Britain ‘asking for a beating’ over warship challenge in South China Sea, warns Beijing. (in The Times this afternoon).

Britain would be a “bitch . . . asking for a beating” if its aircraft carrier HMS Queen Elizabeth challenged China’s territorial claims in the disputed South China Sea, state media have declared.

The British flagship has arrived at the South China Sea, with plans to carry out legal freedom of navigation operations in international waters alongside US ships, as the UK bolsters its presence in East Asia to support regional allies in the face of China’s militarisation of the area and claims on territory.

Hu Xijin, the influential editor-in-chief of the state-run Global Times, said that any incursion into Chinese-claimed waters would be “made the example of China’s determination to safeguard state sovereignty”.

“To say it precisely, if the UK wants to play the role to coerce China in the South China Sea, then it is being a bitch. If it has any substantial move, it is asking for a beating,” Hu said.

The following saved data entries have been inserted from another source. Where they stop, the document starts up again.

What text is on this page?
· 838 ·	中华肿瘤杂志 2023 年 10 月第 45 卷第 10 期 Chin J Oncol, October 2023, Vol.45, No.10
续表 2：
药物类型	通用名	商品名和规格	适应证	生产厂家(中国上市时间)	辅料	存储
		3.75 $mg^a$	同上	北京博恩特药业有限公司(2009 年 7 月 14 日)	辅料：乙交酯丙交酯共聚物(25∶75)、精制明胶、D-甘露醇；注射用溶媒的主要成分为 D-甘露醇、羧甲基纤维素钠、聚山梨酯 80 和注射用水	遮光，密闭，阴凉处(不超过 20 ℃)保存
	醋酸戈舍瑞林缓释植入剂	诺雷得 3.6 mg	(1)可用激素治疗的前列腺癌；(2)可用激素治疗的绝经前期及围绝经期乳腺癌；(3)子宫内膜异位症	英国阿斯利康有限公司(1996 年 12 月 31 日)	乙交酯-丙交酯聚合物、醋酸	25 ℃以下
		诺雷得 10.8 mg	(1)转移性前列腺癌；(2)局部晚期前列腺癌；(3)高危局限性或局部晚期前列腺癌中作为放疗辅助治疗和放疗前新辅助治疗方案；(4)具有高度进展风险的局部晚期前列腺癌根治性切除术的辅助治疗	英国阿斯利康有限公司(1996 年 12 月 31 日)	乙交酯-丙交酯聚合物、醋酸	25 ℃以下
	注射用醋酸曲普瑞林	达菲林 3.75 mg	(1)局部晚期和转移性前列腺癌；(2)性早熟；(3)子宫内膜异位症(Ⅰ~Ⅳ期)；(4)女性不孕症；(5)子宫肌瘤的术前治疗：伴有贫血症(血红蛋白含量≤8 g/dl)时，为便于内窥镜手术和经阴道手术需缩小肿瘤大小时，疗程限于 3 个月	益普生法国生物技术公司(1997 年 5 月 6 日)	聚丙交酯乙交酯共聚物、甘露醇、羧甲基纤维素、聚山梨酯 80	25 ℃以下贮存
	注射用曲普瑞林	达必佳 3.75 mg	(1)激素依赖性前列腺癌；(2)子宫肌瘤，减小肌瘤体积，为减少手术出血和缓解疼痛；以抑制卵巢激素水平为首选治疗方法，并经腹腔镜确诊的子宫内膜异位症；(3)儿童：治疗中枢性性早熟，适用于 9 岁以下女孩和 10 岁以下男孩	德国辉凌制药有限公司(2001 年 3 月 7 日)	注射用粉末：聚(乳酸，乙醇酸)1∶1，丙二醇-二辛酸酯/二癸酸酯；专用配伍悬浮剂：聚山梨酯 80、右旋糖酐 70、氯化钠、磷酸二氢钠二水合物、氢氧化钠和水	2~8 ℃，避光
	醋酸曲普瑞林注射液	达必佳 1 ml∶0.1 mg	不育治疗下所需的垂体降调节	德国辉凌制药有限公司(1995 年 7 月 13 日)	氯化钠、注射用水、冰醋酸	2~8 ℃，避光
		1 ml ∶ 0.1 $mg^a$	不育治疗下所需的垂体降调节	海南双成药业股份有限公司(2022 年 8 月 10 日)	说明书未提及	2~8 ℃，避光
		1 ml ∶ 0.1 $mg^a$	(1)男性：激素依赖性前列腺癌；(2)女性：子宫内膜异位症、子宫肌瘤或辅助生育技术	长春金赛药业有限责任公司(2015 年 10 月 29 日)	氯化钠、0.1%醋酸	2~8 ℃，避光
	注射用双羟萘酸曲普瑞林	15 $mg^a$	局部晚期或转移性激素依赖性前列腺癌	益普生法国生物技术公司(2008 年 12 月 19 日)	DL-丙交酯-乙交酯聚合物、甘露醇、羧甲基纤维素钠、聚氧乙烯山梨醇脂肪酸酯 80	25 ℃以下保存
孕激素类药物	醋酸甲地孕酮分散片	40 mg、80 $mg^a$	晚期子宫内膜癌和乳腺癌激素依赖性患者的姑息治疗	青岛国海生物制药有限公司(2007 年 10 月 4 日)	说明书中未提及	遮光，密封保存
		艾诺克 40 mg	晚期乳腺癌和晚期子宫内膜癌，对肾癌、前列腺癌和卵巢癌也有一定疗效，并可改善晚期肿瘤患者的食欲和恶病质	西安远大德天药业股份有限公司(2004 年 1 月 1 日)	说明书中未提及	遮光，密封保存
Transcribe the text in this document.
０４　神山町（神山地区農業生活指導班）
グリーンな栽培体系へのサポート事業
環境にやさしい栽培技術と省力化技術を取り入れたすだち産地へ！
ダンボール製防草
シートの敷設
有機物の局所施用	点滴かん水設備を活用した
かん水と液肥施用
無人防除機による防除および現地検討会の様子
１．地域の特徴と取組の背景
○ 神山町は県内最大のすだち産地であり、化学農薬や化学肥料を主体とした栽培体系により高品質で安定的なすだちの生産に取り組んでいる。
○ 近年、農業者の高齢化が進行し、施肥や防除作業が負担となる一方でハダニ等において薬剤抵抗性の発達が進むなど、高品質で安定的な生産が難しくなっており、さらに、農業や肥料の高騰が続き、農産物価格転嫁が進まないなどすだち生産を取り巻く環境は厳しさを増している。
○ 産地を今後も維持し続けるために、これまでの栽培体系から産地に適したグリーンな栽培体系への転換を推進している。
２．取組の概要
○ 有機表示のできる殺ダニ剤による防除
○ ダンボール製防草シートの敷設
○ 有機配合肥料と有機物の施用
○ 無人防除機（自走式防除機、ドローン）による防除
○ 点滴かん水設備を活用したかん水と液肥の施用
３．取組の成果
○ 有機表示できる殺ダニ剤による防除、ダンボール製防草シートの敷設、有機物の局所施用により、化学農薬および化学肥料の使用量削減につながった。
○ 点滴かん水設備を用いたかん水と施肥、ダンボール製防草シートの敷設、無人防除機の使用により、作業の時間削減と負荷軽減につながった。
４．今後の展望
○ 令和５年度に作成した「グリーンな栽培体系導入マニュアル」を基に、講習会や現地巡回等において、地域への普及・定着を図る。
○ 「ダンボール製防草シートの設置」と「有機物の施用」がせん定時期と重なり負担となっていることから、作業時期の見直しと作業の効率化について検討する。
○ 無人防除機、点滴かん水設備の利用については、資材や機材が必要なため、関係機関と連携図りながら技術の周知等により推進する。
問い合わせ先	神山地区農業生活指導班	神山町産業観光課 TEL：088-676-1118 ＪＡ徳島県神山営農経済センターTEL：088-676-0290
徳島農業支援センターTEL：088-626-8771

“US ships have repeatedly entered the 12-nautical-mile limit of Chinese islets in the South China Sea and China has exercised maximum restraint,” she said. “But it doesn’t mean we will tolerate such provocations for long, and it definitely doesn’t mean US allies can imitate Washington’s dangerous acts.”

A country can claim the water within 12 nautical miles from its coastlines as its territorial sea.

“We must say it bluntly to them, if their warships should behave recklessly in the South China Sea like the US military, they will be made the example of China’s determination to safeguard state sovereignty and territorial integrity.”

The South China Sea, through which $5 trillion of trade passes each year, has become a flashpoint of competing interests over the past decade. China claims almost all of it as its own territory, despite rivalling claims from at least six other governments. It has militarised the waters and set up administrative regions there.

The US military has routinely carried out freedom of navigation operations and conducted exercises there. Its allies have joined the US for naval drills in the South China Sea but none has flouted China’s territorial claims by sailing within 12 nautical miles of Beijing-controlled islands.


Ben Wallace, the defence secretary, told The Timeslast week that Britain had a “duty” to insist on freedom of navigation when HMS Queen Elizabeth and its fleet sailed through on their way to Japan.

“It’s no secret that China shadows and challenges ships transiting international waters on very legitimate routes,” he said. “We will respect China and we hope that China respects us . . . we will sail where international law allows.”

Wu Qian, a spokesman for the Chinese ministry of national defence, said yesterday that Beijing “firmly opposed some country deploying warships over long distance to provoke troubles”, adding that the military would “take all necessary measures to respond firmly and effectively”.

Wu Shicun, president of China’s National Institute for South China Sea Studies, also said that Beijing must stop the British aircraft carrier entering China-claimed sea territories.

“If it dares to enter 12 nautical miles of Nansha Islands [Spratly Islands] and trespasses our territorial sea of the Xisha Islands [Paracel Islands], China must take strong countermeasures to make it pay, hence forestalling other countries from following suit and making similar provocations,” he wrote.